Since I baked the Yoghurt Sesame Rolls the first time I think about how to change the recipe so that the overnight method would work for sweet rolls, too. Normally I add some eggs to my sweet rolls dough, but to keep a dough with egg overnight at room temperature was too risky in my eyes. And so I decided to try a modified sweet roll recipe using buttermilk. Buttermilk is rich on lecithin same as egg yolks which is positive for the dough development.
Folding the dough develops the gluten network nicely and makes the crumb fluffy and soft. The crust is soft, too like a good sweet roll should be.

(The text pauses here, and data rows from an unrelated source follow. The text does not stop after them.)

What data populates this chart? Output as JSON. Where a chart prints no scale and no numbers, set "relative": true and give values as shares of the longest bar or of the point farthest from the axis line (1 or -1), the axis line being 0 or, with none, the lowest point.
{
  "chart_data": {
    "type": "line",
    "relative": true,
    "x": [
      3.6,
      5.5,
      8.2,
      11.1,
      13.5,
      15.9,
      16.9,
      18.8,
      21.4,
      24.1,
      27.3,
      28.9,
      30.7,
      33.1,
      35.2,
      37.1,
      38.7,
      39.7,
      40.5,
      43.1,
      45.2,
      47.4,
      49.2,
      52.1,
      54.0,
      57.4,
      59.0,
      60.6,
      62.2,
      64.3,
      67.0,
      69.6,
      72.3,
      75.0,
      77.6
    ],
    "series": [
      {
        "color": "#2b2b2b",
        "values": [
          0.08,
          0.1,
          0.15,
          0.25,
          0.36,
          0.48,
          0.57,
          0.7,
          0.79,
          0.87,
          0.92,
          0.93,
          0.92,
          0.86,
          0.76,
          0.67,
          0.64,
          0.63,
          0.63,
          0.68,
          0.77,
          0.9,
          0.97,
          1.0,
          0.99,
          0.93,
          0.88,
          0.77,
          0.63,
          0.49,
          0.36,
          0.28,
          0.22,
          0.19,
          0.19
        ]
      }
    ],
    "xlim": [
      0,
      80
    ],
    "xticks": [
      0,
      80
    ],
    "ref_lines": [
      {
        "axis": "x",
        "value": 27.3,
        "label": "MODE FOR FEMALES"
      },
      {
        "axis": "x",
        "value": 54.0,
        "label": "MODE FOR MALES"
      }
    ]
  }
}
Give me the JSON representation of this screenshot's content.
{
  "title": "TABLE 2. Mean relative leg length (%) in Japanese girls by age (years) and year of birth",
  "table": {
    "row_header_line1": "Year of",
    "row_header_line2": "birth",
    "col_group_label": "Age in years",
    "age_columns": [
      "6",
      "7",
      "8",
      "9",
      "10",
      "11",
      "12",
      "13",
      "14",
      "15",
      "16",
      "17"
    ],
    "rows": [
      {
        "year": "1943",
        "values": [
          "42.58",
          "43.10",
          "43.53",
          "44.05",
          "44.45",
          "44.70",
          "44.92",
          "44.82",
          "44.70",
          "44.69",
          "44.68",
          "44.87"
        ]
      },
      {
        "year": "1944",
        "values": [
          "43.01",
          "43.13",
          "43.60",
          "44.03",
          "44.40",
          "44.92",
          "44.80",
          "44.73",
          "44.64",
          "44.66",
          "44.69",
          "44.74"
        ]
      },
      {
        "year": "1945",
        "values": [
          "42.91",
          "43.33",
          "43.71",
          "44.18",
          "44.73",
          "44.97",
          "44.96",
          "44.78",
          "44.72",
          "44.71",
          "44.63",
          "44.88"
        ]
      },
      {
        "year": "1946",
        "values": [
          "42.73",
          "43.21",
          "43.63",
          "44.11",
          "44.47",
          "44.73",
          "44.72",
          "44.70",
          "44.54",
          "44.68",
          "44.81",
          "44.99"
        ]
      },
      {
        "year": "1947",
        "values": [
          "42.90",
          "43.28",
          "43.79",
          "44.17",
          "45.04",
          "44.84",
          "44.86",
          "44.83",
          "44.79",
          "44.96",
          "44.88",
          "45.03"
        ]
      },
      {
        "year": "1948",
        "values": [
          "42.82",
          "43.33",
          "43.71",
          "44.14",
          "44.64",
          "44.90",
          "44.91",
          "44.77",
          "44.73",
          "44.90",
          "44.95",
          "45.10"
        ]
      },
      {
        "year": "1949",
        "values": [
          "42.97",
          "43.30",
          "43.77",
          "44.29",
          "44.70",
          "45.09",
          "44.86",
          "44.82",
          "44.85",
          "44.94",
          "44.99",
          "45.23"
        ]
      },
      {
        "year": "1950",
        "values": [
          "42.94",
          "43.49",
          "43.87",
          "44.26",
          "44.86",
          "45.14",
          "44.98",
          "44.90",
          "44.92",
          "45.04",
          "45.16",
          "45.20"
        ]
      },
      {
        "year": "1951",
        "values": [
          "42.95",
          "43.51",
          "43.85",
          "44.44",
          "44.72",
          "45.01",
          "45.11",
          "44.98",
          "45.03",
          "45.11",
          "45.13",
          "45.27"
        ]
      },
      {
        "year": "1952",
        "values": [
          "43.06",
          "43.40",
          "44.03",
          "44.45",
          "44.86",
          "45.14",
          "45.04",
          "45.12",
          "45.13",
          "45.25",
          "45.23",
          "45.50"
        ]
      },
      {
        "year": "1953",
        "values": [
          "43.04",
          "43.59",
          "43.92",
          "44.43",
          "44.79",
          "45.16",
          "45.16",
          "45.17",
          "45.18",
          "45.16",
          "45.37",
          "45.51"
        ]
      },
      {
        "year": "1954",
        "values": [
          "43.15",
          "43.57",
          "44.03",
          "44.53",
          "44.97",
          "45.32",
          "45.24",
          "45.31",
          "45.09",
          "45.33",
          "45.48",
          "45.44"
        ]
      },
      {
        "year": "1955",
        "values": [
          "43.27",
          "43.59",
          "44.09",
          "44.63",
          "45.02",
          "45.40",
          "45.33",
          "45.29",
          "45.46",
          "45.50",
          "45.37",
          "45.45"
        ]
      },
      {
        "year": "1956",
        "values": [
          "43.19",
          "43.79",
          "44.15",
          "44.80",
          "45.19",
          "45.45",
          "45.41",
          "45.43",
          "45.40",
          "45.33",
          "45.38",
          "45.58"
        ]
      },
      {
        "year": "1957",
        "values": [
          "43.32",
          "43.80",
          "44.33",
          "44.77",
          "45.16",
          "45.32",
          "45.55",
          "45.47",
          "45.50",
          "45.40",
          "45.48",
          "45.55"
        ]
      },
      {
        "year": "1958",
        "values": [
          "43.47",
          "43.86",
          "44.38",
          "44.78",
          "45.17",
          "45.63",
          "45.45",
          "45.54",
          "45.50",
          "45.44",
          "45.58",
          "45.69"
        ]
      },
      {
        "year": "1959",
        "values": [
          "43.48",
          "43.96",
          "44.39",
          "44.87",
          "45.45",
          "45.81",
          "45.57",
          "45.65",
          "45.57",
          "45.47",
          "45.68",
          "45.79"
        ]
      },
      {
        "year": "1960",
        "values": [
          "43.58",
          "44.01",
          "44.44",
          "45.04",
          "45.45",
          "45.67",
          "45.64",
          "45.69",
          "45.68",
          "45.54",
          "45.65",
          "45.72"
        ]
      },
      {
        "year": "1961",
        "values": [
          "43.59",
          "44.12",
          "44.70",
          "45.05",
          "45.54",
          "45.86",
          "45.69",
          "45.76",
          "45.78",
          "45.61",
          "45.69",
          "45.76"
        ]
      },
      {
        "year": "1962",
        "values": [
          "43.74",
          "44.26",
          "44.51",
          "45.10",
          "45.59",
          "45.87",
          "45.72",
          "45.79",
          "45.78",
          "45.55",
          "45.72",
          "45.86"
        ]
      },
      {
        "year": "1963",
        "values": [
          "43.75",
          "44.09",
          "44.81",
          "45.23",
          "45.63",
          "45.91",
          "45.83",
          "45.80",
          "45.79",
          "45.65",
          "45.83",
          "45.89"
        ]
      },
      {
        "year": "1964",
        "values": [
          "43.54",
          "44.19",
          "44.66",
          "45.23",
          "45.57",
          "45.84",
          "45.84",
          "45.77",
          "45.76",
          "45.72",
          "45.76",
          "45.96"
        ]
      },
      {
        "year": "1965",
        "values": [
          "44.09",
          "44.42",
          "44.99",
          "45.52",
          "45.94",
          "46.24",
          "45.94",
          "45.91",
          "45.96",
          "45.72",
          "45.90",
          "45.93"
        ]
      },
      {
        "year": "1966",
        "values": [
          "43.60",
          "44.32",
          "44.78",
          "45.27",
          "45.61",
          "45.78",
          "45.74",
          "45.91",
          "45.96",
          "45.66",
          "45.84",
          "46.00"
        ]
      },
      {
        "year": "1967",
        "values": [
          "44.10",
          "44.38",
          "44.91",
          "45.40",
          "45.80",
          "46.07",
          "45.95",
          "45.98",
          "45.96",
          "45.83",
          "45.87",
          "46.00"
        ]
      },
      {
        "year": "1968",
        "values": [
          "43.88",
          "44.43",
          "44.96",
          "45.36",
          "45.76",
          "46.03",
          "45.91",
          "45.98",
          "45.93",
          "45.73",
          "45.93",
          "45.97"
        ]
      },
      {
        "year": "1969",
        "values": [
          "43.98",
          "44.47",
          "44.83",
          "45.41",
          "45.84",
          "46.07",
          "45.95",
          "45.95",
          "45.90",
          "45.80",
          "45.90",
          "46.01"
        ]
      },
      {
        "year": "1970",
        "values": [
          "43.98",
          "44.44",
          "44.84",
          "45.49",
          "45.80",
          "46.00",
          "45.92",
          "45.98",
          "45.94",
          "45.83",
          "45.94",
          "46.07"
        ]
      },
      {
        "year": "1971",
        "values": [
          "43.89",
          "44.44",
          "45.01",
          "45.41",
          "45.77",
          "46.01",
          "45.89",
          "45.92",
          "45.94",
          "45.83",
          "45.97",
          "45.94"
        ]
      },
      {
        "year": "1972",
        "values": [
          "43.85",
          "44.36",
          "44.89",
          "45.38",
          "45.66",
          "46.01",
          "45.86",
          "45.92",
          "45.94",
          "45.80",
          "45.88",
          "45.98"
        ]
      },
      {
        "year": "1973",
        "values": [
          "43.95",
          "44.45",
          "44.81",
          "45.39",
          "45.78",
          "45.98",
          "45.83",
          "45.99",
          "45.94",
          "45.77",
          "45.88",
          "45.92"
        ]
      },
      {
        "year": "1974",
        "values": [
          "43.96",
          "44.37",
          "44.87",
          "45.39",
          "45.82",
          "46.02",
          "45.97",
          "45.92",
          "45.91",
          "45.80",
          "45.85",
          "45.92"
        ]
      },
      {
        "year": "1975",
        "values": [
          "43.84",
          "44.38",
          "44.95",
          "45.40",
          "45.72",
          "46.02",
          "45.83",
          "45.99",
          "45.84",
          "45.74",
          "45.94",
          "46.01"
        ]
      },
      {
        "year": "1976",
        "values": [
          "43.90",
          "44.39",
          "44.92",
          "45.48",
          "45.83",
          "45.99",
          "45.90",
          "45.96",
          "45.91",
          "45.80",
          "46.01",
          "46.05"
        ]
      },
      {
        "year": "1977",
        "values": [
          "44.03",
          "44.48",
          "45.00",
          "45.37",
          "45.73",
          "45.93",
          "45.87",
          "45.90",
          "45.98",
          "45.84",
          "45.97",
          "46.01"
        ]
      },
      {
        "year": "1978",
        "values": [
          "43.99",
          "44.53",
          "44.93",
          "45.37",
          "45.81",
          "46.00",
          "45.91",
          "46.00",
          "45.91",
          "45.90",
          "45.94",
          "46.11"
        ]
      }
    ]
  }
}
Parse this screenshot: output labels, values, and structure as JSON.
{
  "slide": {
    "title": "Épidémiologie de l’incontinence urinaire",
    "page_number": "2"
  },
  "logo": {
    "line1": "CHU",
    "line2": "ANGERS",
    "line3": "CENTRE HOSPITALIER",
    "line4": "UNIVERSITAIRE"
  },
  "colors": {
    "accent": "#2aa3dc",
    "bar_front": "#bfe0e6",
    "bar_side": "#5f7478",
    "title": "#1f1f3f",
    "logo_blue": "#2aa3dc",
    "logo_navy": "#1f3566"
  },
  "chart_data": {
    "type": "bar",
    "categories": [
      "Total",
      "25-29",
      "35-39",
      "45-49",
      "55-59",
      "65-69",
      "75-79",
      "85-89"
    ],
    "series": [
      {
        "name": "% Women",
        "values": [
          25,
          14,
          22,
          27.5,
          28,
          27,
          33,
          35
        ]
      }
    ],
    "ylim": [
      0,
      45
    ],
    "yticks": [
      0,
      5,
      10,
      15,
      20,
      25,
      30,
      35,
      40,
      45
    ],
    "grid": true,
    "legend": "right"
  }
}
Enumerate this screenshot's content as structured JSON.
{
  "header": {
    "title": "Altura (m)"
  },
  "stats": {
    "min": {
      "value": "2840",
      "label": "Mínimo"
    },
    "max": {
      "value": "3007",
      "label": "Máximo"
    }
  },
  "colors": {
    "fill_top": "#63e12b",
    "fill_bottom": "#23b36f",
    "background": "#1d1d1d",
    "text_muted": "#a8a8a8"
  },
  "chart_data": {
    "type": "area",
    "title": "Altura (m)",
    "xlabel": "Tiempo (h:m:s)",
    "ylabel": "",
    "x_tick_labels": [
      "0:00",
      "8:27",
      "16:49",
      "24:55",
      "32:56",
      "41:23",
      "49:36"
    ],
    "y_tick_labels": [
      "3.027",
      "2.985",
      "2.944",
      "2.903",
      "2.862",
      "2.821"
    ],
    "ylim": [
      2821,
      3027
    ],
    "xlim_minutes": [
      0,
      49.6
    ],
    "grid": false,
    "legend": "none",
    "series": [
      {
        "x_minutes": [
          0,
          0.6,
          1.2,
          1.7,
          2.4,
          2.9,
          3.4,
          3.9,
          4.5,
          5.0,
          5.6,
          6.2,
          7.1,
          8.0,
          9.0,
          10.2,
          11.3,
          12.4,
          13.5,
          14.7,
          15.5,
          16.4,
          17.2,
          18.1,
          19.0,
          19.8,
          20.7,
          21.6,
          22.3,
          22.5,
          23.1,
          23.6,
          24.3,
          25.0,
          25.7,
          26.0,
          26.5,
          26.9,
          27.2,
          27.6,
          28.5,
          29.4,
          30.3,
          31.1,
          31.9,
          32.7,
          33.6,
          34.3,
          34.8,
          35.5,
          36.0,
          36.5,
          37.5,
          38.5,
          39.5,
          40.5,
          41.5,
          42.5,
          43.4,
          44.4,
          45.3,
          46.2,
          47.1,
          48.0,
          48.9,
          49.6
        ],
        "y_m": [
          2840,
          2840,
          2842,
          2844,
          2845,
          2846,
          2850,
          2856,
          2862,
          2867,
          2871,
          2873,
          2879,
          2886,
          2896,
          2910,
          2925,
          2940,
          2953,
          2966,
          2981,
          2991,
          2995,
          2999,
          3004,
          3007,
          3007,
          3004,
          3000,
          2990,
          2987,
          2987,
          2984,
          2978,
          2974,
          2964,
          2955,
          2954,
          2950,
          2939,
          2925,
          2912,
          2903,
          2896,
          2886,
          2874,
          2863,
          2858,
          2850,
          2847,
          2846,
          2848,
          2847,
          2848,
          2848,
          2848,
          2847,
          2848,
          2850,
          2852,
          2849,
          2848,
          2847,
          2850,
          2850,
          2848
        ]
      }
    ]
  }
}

The rolls gain flavour due to the long fermentation even without adding a preferment and the rather low hydration makes them easy to shape so that this recipe is ideal for beginners in bread baking.
Sweet Buttermilk Rolls
- 400g flour Type 550
- 50g Butter
- 260g Buttermilk
- 65g sugar
- 3g Salt
- 3g fresh yeast
- 1 Ei
At the evening dissolve yeast in buttermilk, then add the mixture to the other ingredients in a big bowl. Mix everything together to a bowl. Let it rest for 30 min. Now fold the dough from the sides of the bowl into the middle. Let the dough rest for another 30 min.
Repeat the folding for another 2 times, then let the dough rise overnight (8-10 hours) at roomtemperature.
The next morning divide the dough into pieces of about 80g and form them to bowls. Place them on a paper lined baking Tray and proof for one hour.
Before Baking glaze with egg and cut lengthwise.
Bake at 200°C with steame for 15-20 min.